If it were the latter, he was acting highly improperly and dangerously. The Iraq war has been a hugely divisive issue. His comments on that are therefore liable to please some people and upset a (considerably smaller) number of others. But whatever our position on the rights and wrongs of the war and the aftermath, we should all be able to accept that it not for the Chief of the General Staff to try to make or change this country's foreign policy with public pronouncements.

It is for him to advise ministers privately, for them to make the policy decisions, and for him to carry them out. There is a fundamental constitutional boundary in this, and to cross it deliberately is to get into very murky and boggy territory that leads eventually to military dictatorships.

Quite a few of Sir Richard's comments to the Mail were absolutely guaranteed to cause a storm when they got into the public domain. He said that British troops should be withdrawn from Iraq “soon”; that the presence of the troops in Iraq “exacerbates” (but does not cause) our security problems around the world; that we “kicked the door in” with the military campaign in 2003; and that the planning for the post-war Iraq was poor. He also suggested that the objective of establishing a model liberal democracy in Iraq was naïve, and declared that “I think we should aim for a lower ambition”.
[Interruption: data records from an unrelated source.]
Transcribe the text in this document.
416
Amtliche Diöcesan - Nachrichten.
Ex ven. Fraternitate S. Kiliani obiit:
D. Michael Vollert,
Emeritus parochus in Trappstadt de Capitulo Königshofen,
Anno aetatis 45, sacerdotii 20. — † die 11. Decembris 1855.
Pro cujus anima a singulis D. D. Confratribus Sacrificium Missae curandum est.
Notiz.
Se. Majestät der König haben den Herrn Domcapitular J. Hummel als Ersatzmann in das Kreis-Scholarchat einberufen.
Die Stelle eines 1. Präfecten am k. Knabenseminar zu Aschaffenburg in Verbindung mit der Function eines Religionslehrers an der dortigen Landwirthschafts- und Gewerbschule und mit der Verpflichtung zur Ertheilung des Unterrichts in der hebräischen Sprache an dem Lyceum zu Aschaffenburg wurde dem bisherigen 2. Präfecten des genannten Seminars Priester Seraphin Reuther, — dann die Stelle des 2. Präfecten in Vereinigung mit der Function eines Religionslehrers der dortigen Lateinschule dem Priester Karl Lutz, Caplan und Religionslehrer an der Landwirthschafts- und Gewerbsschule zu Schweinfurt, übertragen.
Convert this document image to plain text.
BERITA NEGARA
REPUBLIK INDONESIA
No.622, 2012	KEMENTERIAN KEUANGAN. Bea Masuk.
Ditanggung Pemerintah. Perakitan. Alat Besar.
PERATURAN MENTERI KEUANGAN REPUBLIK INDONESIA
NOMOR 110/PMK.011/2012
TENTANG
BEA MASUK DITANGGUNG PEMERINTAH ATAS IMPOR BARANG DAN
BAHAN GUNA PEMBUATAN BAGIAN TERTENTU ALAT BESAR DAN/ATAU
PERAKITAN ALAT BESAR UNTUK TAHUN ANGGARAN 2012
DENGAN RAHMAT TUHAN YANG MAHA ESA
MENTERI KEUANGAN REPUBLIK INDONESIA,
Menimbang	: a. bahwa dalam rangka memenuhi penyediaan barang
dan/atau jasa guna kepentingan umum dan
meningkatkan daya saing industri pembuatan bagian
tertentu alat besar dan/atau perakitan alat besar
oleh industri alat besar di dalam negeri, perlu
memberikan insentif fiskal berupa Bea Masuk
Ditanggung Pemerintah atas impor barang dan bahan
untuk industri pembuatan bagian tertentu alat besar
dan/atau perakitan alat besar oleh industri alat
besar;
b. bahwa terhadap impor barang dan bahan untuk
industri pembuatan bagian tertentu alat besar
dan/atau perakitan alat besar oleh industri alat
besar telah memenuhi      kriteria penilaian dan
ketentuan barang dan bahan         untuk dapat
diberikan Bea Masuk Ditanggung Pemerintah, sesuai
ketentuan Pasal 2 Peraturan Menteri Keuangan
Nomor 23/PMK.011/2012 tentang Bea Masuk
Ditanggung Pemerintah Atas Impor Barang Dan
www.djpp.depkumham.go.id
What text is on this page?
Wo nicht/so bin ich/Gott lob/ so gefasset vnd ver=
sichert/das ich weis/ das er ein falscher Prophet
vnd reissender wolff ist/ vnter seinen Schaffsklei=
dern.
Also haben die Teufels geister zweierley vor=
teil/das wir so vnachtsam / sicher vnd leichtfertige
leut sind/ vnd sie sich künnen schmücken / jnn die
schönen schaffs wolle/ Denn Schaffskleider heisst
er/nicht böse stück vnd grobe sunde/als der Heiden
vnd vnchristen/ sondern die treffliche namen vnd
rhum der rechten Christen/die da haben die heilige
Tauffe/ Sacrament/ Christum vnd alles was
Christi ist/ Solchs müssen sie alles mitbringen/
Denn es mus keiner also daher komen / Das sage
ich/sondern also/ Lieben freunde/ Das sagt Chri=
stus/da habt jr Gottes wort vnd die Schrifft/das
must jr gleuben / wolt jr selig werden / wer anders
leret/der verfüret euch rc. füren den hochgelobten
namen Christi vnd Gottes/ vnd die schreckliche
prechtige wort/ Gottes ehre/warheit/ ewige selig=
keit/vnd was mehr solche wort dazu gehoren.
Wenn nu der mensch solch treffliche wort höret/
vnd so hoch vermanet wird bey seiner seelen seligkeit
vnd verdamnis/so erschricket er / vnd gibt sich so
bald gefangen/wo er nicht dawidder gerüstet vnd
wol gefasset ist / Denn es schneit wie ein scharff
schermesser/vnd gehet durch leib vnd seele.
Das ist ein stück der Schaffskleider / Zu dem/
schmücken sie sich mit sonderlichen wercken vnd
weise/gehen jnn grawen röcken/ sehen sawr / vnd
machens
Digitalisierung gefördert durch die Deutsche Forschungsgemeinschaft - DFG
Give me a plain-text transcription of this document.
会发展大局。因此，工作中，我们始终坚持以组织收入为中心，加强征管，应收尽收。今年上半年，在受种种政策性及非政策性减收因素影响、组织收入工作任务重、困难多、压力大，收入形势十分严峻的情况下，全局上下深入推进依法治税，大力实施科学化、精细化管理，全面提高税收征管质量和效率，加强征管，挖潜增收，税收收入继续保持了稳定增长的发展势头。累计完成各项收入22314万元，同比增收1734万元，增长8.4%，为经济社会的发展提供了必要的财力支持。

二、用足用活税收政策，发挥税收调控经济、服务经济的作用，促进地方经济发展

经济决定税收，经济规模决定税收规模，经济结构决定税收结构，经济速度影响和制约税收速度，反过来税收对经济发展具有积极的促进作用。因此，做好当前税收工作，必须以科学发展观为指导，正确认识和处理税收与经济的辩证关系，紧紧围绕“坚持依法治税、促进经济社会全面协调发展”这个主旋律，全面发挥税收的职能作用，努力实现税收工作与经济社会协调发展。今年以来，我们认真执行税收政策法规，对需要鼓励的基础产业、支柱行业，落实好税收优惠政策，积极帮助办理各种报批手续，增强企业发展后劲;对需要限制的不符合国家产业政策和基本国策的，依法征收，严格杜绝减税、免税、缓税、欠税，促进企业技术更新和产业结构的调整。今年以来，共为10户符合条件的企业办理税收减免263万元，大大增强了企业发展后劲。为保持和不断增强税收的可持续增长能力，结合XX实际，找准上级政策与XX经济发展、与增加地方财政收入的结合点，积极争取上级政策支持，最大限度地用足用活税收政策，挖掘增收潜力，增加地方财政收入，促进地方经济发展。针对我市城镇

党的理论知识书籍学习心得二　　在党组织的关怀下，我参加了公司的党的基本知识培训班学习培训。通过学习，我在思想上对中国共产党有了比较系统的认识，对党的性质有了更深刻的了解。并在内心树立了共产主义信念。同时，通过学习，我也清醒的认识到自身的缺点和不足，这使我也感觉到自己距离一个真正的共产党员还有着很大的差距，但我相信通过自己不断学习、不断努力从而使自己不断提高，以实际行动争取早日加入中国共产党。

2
In the cool light of the following morning, his message was substantially different. It was that our troops should stay “until the job is done, and I hope that is soon”, that “we shall see this through”, and that “we don't do surrender and white flags”. But he did add that it was essential not to “break” the Army in Iraq. It was impossible in any case to talk away what had already appeared in print, and he did not deny any of the comments attributed to him.

One was left convinced that he had told the Mail what he really felt. But to what extent had it been a blunder, and to what degree had it been calculation?

Sir Richard is not generally sceptical about the war on terror. He takes the view that the war in Afghanistan has to be won (and a factor in his comments seems to have been a desire to get British troops shifted to that theatre of conflict from the one in Iraq). This deeply Christian man also made it clear in his Mail interview that he is very concerned about the “Islamist challenge to our society” at home. That could also get him into hot water.

Some of his comments stood up in my opinion. Some were even statements of the obvious. But others were very shaky if not simply mistaken. The distinction between our position in Iraq and that in Afghanistan is by no means as clear cut as he indicated. In both cases we went in uninvited. In both cases we remain at the request of a democratically elected government.

The prime minister quickly let it be known yesterday that Sir Richard retains his full confidence. So will he (Sir Richard) survive? I think he would have quickly become toast when Mr Blair was in his prime. And he might have been speedily packing his bags if a new man, with a reputation as a control freak, had taken over at No 10.